Pero la situación, sin embargo, no carecía de peligro. Bonaparte tenía doscientos mil soldados estacionados a lo largo de la costa del canal, el ejército más formidable del mundo, y reuniéndose en los puertos del canal, desde Saint Malo a Ostende y aún más allá, estaba una flotilla de siete mil barcos de fondo plano. El almirante Keith con sus fragatas, respaldado por unos pocos buques de línea, mantenía seguro el canal contra la amenaza de Bonaparte. No existía ninguna oportunidad de invasión mientras Inglaterra mantuviera el dominio naval del canal. Y sin embargo, aquel dominio era precario en algún aspecto. Si los dieciocho barcos de línea en fondeadero de Brest podían escapar, rodear Ushant y subir por el canal mientras Cornwallis se encontraba distraído por alguna maniobra, Keith podía ser expulsado, e incluso destruido. Tres días bastarían para embarcar el ejército de Bonaparte y cruzar el canal, y Bonaparte podría proclamar decretos desde el castillo de Windsor como ya había hecho desde Milán y Bruselas. Cornwallis y su escuadrón, el Hotspur y sus colegas más poderosos eran precisamente los que lo hacían imposible. Un momento de descuido, un movimiento en falso y la bandera tricolor podía ondear en la Torre de Londres.

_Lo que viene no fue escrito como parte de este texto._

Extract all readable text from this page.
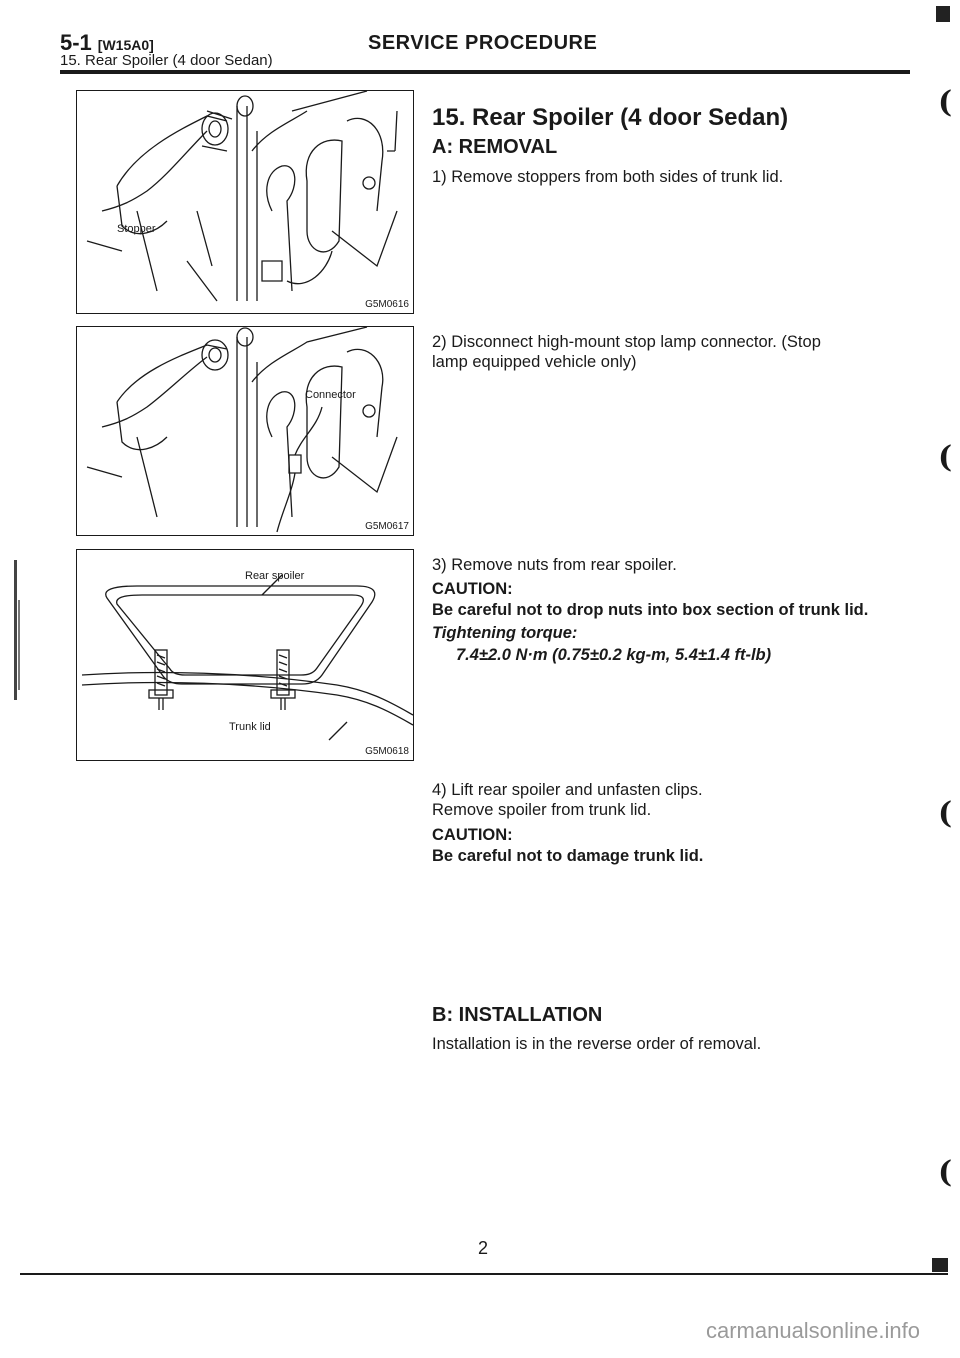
5-1 [W15A0]
15. Rear Spoiler (4 door Sedan)
SERVICE PROCEDURE
Stopper
G5M0616
Connector
G5M0617
Rear spoiler
Trunk lid
G5M0618
15. Rear Spoiler (4 door Sedan)
A: REMOVAL
1) Remove stoppers from both sides of trunk lid.
2) Disconnect high-mount stop lamp connector. (Stop
lamp equipped vehicle only)
3) Remove nuts from rear spoiler.
CAUTION:
Be careful not to drop nuts into box section of trunk lid.
Tightening torque:
7.4±2.0 N·m (0.75±0.2 kg-m, 5.4±1.4 ft-lb)
4) Lift rear spoiler and unfasten clips.
Remove spoiler from trunk lid.
CAUTION:
Be careful not to damage trunk lid.
B: INSTALLATION
Installation is in the reverse order of removal.
(
(
(
(
2
carmanualsonline.info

Hornblower examinaba los barcos en los fondeaderos de Brest y cuando lo hacía era muy consciente de que la rutina de aquella mañana era la última e insolente expresión del poderío de Inglaterra en los mares. Inglaterra tenía un corazón, un cerebro, un brazo, y él y el Hotspur eran la yema del último dedo de aquel largo brazo. Diecinueve barcos de línea anclados, dos de ellos navíos de triple cubierta. Siete fragatas. Eran los únicos que había visto el día antes. Ninguno había intentado deslizarse sin ser notado durante la noche, por el pasaje de los Cuatro o el Raz.
—¡Señor Foreman! Señales al buque insignia, por favor. «Enemigo anclado. Situación invariable».

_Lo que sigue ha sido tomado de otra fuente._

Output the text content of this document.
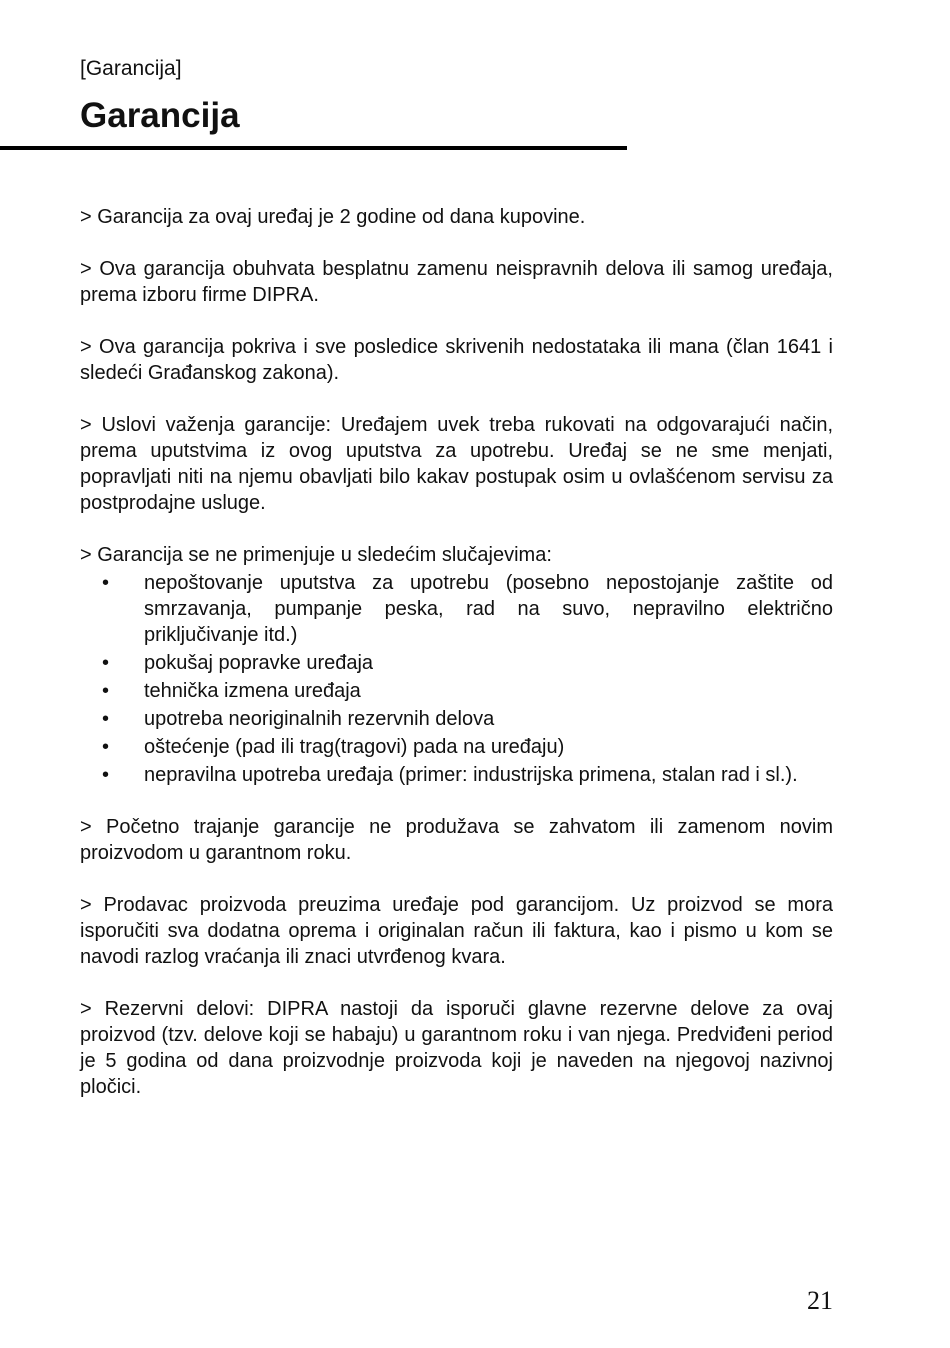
[Garancija]
Garancija

> Garancija za ovaj uređaj je 2 godine od dana kupovine.

> Ova garancija obuhvata besplatnu zamenu neispravnih delova ili samog uređaja, prema izboru firme DIPRA.

> Ova garancija pokriva i sve posledice skrivenih nedostataka ili mana (član 1641 i sledeći Građanskog zakona).

> Uslovi važenja garancije: Uređajem uvek treba rukovati na odgovarajući način, prema uputstvima iz ovog uputstva za upotrebu. Uređaj se ne sme menjati, popravljati niti na njemu obavljati bilo kakav postupak osim u ovlašćenom servisu za postprodajne usluge.

> Garancija se ne primenjuje u sledećim slučajevima:

• nepoštovanje uputstva za upotrebu (posebno nepostojanje zaštite od smrzavanja, pumpanje peska, rad na suvo, nepravilno električno priključivanje itd.)
• pokušaj popravke uređaja
• tehnička izmena uređaja
• upotreba neoriginalnih rezervnih delova
• oštećenje (pad ili trag(tragovi) pada na uređaju)
• nepravilna upotreba uređaja (primer: industrijska primena, stalan rad i sl.).

> Početno trajanje garancije ne produžava se zahvatom ili zamenom novim proizvodom u garantnom roku.

> Prodavac proizvoda preuzima uređaje pod garancijom. Uz proizvod se mora isporučiti sva dodatna oprema i originalan račun ili faktura, kao i pismo u kom se navodi razlog vraćanja ili znaci utvrđenog kvara.

> Rezervni delovi: DIPRA nastoji da isporuči glavne rezervne delove za ovaj proizvod (tzv. delove koji se habaju) u garantnom roku i van njega. Predviđeni period je 5 godina od dana proizvodnje proizvoda koji je naveden na njegovoj nazivnoj pločici.

21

Foreman había hecho ya varias veces aquella misma señal, pero, mientras Hornblower le miraba discretamente, comprobó los números en el libro de señales. Foreman debía conocer las mil señales arbitrarias de memoria, pero era mejor, si tenía tiempo, comprobar lo que su memoria le dictaba. Un error en un dígito podía significar enviar el aviso de que el enemigo se acercaba.
—Señal recibida, señor —informó Foreman.
—Muy bien.
Poole, como oficial de guardia, tomó nota del incidente en el cuaderno de bitácora provisional. Los hombres estaban limpiando la cubierta, el sol se elevaba en el horizonte. Era un hermoso día y prometía ser aún mejor.

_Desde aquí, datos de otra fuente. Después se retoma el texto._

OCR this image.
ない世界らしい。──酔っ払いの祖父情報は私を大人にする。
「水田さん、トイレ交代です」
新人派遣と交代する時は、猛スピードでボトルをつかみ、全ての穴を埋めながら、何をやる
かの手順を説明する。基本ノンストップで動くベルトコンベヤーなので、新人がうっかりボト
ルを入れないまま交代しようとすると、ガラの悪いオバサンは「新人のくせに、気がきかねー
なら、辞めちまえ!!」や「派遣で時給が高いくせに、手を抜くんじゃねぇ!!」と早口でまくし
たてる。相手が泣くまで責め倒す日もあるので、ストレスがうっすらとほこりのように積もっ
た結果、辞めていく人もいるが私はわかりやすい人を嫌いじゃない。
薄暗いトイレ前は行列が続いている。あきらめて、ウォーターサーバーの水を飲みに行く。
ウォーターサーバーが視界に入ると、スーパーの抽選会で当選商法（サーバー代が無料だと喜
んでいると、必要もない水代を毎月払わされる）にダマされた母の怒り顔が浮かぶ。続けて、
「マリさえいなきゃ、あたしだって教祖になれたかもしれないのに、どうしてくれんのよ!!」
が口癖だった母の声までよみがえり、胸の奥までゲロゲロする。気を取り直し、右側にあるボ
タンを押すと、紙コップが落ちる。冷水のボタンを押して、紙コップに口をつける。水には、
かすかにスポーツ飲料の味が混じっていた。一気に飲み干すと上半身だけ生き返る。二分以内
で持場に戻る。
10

—Siete campanadas, señor —informó Prowse.
Sólo media hora más de reflujo; era el momento de retirarse de aquella costa sotavento antes de que la marea empezara a subir.
—¡Señor Poole! Vire a sotavento, por favor. Rumbo oeste cuarta al noroeste.
—Buenos días, señor.
—Buenos días, señor Bush.
Bush sabía que no debía enzarzarse en conversaciones intrascendentes. Así podía dedicar su atención a vigilar lo bien que los hombres braceaban la gavia, y cómo maniobraba Poole el barco cuando se hinchaban las gavias. Hornblower observó toda la costa norte, mirando como siempre por si había alguna señal de cambio. Su atención estaba concentrada en el cerro más allá del cual el capitán Jones había encontrado la muerte, cuando Poole informó de nuevo.
—Los vientos vienen del oeste, señor. No podemos poner rumbo oeste cuarta al noroeste.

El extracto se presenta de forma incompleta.